There are three phases to whooping cough, according to Kirwan Webb MD at Rocky Mountain Express Care. The first phase is almost indistinguishable from a common cold with fever, chills and a cough.
"Excessive coughing, like you cough five or six times in one breath or when you inhale from a cough you get the characteristic whoop," Webb said. "That's usually seen more in little kids or you get coughing so badly you start throwing up."
The last phase is a convalescent phase, which can last up to two to three months.
Similar to the flu, whooping cough is spread through aerosolization of bronchial secretions, according to Webb. Health care providers recommend staying home if you feel ill.
"You should wash your hands frequently," Webb said. "You should avoid sharing things with people who are actively ill and just maintain good health attitudes towards communicable diseases this time of year."
A vaccine is available for children and adults. Doctors recommend people between the ages of 19 and 64 get a whopping cough booster shot.
This winter season Butte-Silver Bow has had no confirmed cases of whooping cough. The last epidemic was about five years ago, according to Webb when nearly 50 students were ill at East Middle School.

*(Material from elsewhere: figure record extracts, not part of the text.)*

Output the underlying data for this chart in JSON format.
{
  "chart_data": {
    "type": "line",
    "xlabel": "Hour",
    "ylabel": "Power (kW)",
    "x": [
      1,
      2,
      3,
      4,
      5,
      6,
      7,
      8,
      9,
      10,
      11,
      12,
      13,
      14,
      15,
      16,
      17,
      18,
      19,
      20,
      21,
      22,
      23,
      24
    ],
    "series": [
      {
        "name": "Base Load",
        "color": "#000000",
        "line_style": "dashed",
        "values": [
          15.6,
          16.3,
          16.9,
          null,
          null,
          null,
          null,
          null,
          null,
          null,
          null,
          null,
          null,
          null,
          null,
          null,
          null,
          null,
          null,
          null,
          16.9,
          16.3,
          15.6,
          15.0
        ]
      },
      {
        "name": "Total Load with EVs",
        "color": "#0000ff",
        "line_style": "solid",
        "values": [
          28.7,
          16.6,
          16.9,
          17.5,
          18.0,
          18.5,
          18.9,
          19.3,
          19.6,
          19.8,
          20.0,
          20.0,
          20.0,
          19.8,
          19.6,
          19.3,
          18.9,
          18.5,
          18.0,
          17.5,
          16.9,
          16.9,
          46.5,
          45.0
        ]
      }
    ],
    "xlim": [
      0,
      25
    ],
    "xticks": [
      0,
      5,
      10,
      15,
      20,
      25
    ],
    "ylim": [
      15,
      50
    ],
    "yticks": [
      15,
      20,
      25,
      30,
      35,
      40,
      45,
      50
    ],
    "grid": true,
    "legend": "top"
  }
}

"We've had a couple people come over from Anaconda who have been exposed, but we haven't seen any actual whopping cough yet," Webb said.
Whooping cough is easily treatable with antibiotics, according to Webb.
"If you had been exposed to somebody who you suspect might have whopping cough, it's probably best to contact your health care provider," Webb said.
The best thing you can do is avoid people with whopping cough symptoms and make sure you are properly vaccinated.